None of the drugs he was prescribed over the years worked for him. The upsides of Xyrem, a prescription medicine that treats cataplexy and excessive sleepiness, were not worth the two nightly alarms to take what tastes like very salty water; Ritalin hurt his stomach; Adderall caused dry mouth; Nuvigil, which also treats sleepiness, proved effective, but only for a week. 

For now, Billingsley’s stopped taking medication. Still, he says that if he had a million dollars to donate to science, he wouldn’t give it to narcolepsy research. “It’s manageable.”

For a long time, Billingsley’s sister, Susan Carlisle, didn’t realize how emotionally draining this condition was, and how much of his daily life was “an uphill battle.” Carlisle, 40, is two years younger, but speaks about him with the caring tone of a big sister. 

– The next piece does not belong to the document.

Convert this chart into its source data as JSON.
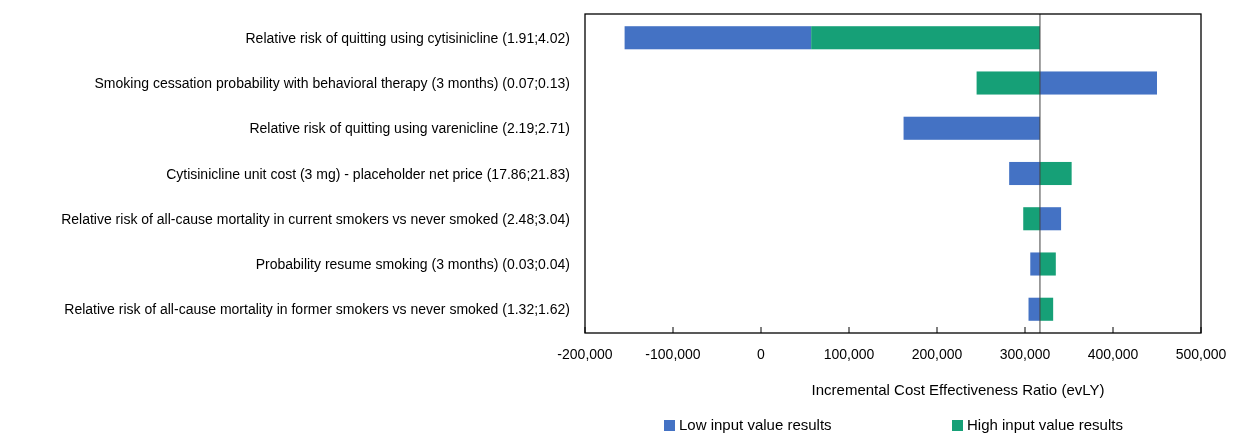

“He just has fewer hours in the day than the rest of us, and he is tired all the time,” she says. “Grant always minimizes the impact it has on him.” But between fighting sleep deprivation and making sure he has time to recover, “what often ends up getting cut is the fun stuff,” she says.

Among the fun stuff: home-cooked meals, live music nights and his art. At the end of a work day, Billingsley often stuffs food in his mouth to stay awake. “When you’re tired and foggy-brained, you don’t make gourmet stuff, but PB&J takes five minutes.” Although he hasn’t stepped on a scale in a while, Billingsley estimates that he’s put on almost 50 pounds since moving to New York. 

He could not enjoy much of New York’s music scene, because, he says, “if I go to a concert, I know I won’t be functioning the next day.” But mostly, when Billingsley moved to New York in 2015, after getting a master’s degree in fine arts from Texas Tech University and an art residency in New Mexico, he hoped to spend more time working on his digital art, and get some exposure.

Instead, almost all his waking hours were on the job. It has been four months since Billingsley quit his job and moved back to Texas. As he looks for a new job, he keeps thinking about “that moment when it’s 4:45,” the exhaustion from the workday, the necessary nap in the parking lot when all he wants to do is go home, pulling over once more on the way, getting home, and then going straight to sleep, only to start all over the next day: “The idea of putting my body through that again is terrifying.”